Что же касается просьбы, которую ты, конечно, с радостью доложишь его превосходительству, как только узнаешь, о чем идет речь, то суть ее такова.
В 1918 году, приблизительно 15.VI, в Германии должно состояться пышное, способное запечатлеть в памяти мира величие и мощь Германии празднование тридцатилетия правления императора Вильгельма II; хотя впереди еще несколько лет, из надежного источника известно, что готовятся к юбилею – пока, разумеется, совершенно неофициально – уже сегодня. Ты, вероятно, знаешь, что в том же году празднует семидесятилетие своего вступления на престол наш достопочтенный император и что дата эта приходится на 2-е декабря. При чрезмерной скромности, проявляемой нами, австрийцами, во всех вопросах, касающихся нашего собственного отечества, можно опасаться, что мы получим, позволю себе сказать, еще один Кёниггрец[6]6
В 1866 г. при Кёниггреце прусская армия одержала победу над австро-венгерской.
[Закрыть], то есть что немцы с их целенаправленной методичностью снова опередят нас, подобно тому как тогда они взяли на вооружение игольчатое оружье, прежде чем мы успели опомниться.
К счастью, опасение, мною только что высказанное, уже предвосхищено другими патриотически настроенными лицами с хорошими связями, и могу сказать тебе по секрету, что в Вене начата акция, имеющая целью помешать оправдаться этому опасению и выставить полновесность богатого успехами и заботами семидесятилетия в более выгодном свете, чем юбилей всего лишь тридцатилетний. Ввиду того, что 2.XII никак, естественно, нельзя поставить впереди 15.VI, возникла счастливая мысль сделать весь 1918 год юбилейным годом нашего императора-миротворца. Я, правда, информирован об этом лишь постольку, поскольку учреждения, к которым я принадлежу, имели возможность высказать свою точку зрения на эту инициативу, подробности ты узнаешь сам, когда явишься к графу Штальбургу, который предназначил для тебя в подготовительном комитете почетное при твоей молодости место.
Настоятельно советую тебе также не избегать долее, как ты до сих пор это делал, к истинному моему огорчению, давно уже рекомендованного мною знакомства с семьей начальника отдела Туцци из министерства иностранных дел и императорского дома, а тотчас же засвидетельствовать свое почтение его супруге, доводящейся, как ты знаешь, дочерью двоюродному брату жены моего умершего брата и, стало быть, кузиной тебе, ибо она, по моим сведениям, занимает видное положение в проекте, который я тебе только что описал, а мой досточтимый друг, граф Штальбург, уже с чрезвычайной любезностью предупредил ее о твоем визите, в силу чего ты должен нанести его безотлагательно.
О себе ничего более сообщить не могу; работа над переизданием моей вышеупомянутой книги отнимает помимо лекций все мое время и все силы, какие еще остаются на старости лет. Надо с пользой употреблять свое время, ибо оно коротко.
О твоей сестре знаю только, что она здорова; у нее есть дельный и заботливый муж, хотя она никогда не признается, что довольна своим жребием и чувствует себя счастливой.
Тебя благословляет любящий тебя
Отец».
Часть вторая. Происходит все то же
20. Соприкосновение с реальностью. Несмотря на отсутствие свойств, Ульрих действует энергично и пылко
Не последней среди причин, по которым он и в самом деле решил нанести визит графу Штальбургу, было охватившее Ульриха любопытство.
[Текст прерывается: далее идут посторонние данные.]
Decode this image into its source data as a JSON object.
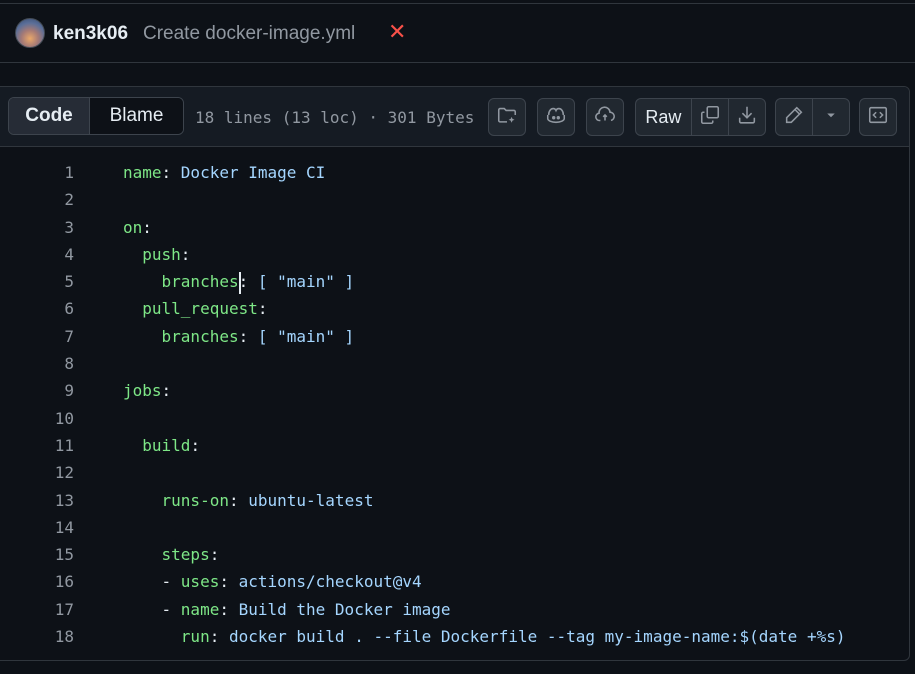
{
  "commit": {
    "author": "ken3k06",
    "message": "Create docker-image.yml",
    "status_icon": "x-mark-icon",
    "status_color": "#f85149"
  },
  "file": {
    "tabs": [
      {
        "label": "Code",
        "active": true
      },
      {
        "label": "Blame",
        "active": false
      }
    ],
    "info": "18 lines (13 loc) · 301 Bytes",
    "raw_label": "Raw",
    "toolbar_icons": [
      "folder-sparkle-icon",
      "copilot-icon",
      "cloud-sync-icon",
      "copy-icon",
      "download-icon",
      "pencil-icon",
      "chevron-down-icon",
      "code-square-icon"
    ]
  },
  "code": {
    "lines": [
      {
        "n": "1",
        "indent": "",
        "key": "name",
        "sep": ": ",
        "val": "Docker Image CI"
      },
      {
        "n": "2",
        "indent": "",
        "key": "",
        "sep": "",
        "val": ""
      },
      {
        "n": "3",
        "indent": "",
        "key": "on",
        "sep": ":",
        "val": ""
      },
      {
        "n": "4",
        "indent": "  ",
        "key": "push",
        "sep": ":",
        "val": ""
      },
      {
        "n": "5",
        "indent": "    ",
        "key": "branches",
        "sep": ": ",
        "val": "[ \"main\" ]"
      },
      {
        "n": "6",
        "indent": "  ",
        "key": "pull_request",
        "sep": ":",
        "val": ""
      },
      {
        "n": "7",
        "indent": "    ",
        "key": "branches",
        "sep": ": ",
        "val": "[ \"main\" ]"
      },
      {
        "n": "8",
        "indent": "",
        "key": "",
        "sep": "",
        "val": ""
      },
      {
        "n": "9",
        "indent": "",
        "key": "jobs",
        "sep": ":",
        "val": ""
      },
      {
        "n": "10",
        "indent": "",
        "key": "",
        "sep": "",
        "val": ""
      },
      {
        "n": "11",
        "indent": "  ",
        "key": "build",
        "sep": ":",
        "val": ""
      },
      {
        "n": "12",
        "indent": "",
        "key": "",
        "sep": "",
        "val": ""
      },
      {
        "n": "13",
        "indent": "    ",
        "key": "runs-on",
        "sep": ": ",
        "val": "ubuntu-latest"
      },
      {
        "n": "14",
        "indent": "",
        "key": "",
        "sep": "",
        "val": ""
      },
      {
        "n": "15",
        "indent": "    ",
        "key": "steps",
        "sep": ":",
        "val": ""
      },
      {
        "n": "16",
        "indent": "    - ",
        "key": "uses",
        "sep": ": ",
        "val": "actions/checkout@v4"
      },
      {
        "n": "17",
        "indent": "    - ",
        "key": "name",
        "sep": ": ",
        "val": "Build the Docker image"
      },
      {
        "n": "18",
        "indent": "      ",
        "key": "run",
        "sep": ": ",
        "val": "docker build . --file Dockerfile --tag my-image-name:$(date +%s)"
      }
    ]
  }
}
Граф Штальбург служил в кайзеровском и королевском дворце, а старый кайзер и король Какании был фигурой мифической. С тех пор-то о нем написано много книг, и теперь точно известно, что он сделал, чему помешал и чего не сделал, но тогда, в последнее десятилетие его жизни и жизни Какании, у людей молодых, не отстававших от современного уровня наук и искусств, иногда возникало сомнение в том, что он вообще существует на свете. Число его вывешенных и выставленных повсюду портретов было почти столь же велико, как число жителей его владений; в его день рождения съедалось и выпивалось столько же, сколько в день рождения Спасителя, на горах пылали костры, и голоса миллионов людей уверяли, что они любят его как отца; песня, сложенная в его честь, была, наконец, единственным поэтическим и музыкальным произведением, одну строчку которого знал каждый каканец, – но эти популярность и слава были настолько сверхубедительны, что с верой в него дело обстояло примерно так же, как со звездами, которые видны и через тысячи лет после того, как перестали существовать.
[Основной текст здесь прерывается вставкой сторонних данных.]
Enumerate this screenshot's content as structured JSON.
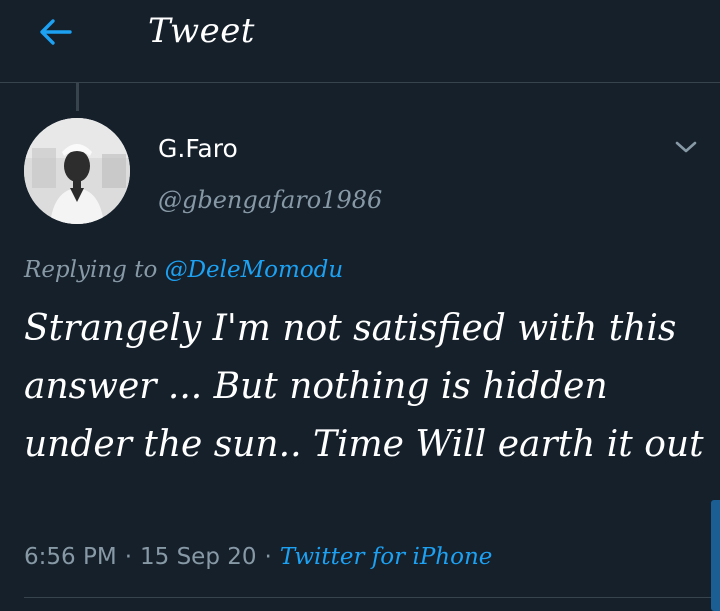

Первым происшествием на пути Ульриха в императорский дворец было то, что экипаж, который должен был доставить его туда, остановился уже во внешнем дворе крепости и кучер потребовал, чтобы с ним здесь расплатились, ибо он, по его утверждению, имел лишь право сквозного проезда, но не имел права останавливаться во дворе внутреннем. Ульрих разозлился на кучера, приняв его за обманщика или за труса, и попытался заставить его поехать дальше; но, так и не сумев одолеть его боязливую непреклонность, он вдруг почувствовал в ней излучение силы, которая была могущественней, чем он. Когда он вступил во внутренний двор, в глаза ему сразу бросилось множество красных, синих, белых и желтых мундиров, штанов и султанов, которые стояли там неподвижно на солнце, как птицы на песке отмели. До сих пор он считал «его величество» просто неотмененным словесным штампом, точно таким же, как «слава богу» в устах атеиста; а теперь взгляд его скользил вверх по высоким стенам, и он видел перед собой серый, замкнутый и вооруженный остров, мимо которого отрешенно мчался город на всех своих скоростях.
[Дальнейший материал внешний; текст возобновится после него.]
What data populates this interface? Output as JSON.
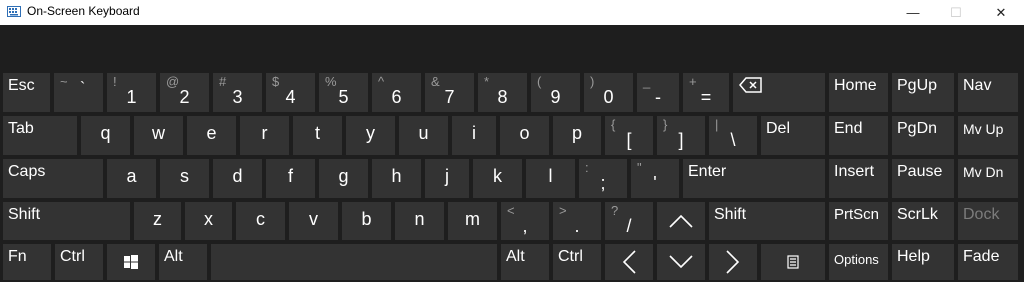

Его повели, после того как он изложил свое дело, по лестницам и коридорам, через комнаты и залы. Хотя одет он был очень хорошо, он чувствовал, что каждый встречный взгляд оценивает его совершенно правильно. Здесь никто, казалось, не мог спутать духовный аристократизм с аристократизмом истинным, и удовлетворяться Ульриху оставалось лишь ироническим протестом да буржуазной критикой. Он заметил, что проходит через большую коробку, почти ничем не наполненную; залы были почти без мебели, но во вкусе этой пустоты не было горечи грандиозности; он проходил мимо неплотной цепи стоявших порознь гвардейцев и слуг, составлявших скорее неуклюжую, чем пышную охрану, задачи которой выполнили бы с большим успехом полдюжины хорошо оплачиваемых и хорошо обученных детективов; а разновидность слуг, слонявшихся между лакеями и стражами и совсем уж похожих своим серым платьем и серыми шапочками на рассыльных из банка, заставила его подумать об адвокате или зубном враче, живущем без достаточной изоляции между кабинетом и частной квартирой. «Ясно чувствуешь, – думал он, – как все это могло казаться роскошью и внушать робость человеку эпохи бидермейера, но сегодня это не выдерживает сравнения даже с красотой и удобством какого-нибудь отеля и потому прикидывается олицетворением аристократической сдержанности и чопорности».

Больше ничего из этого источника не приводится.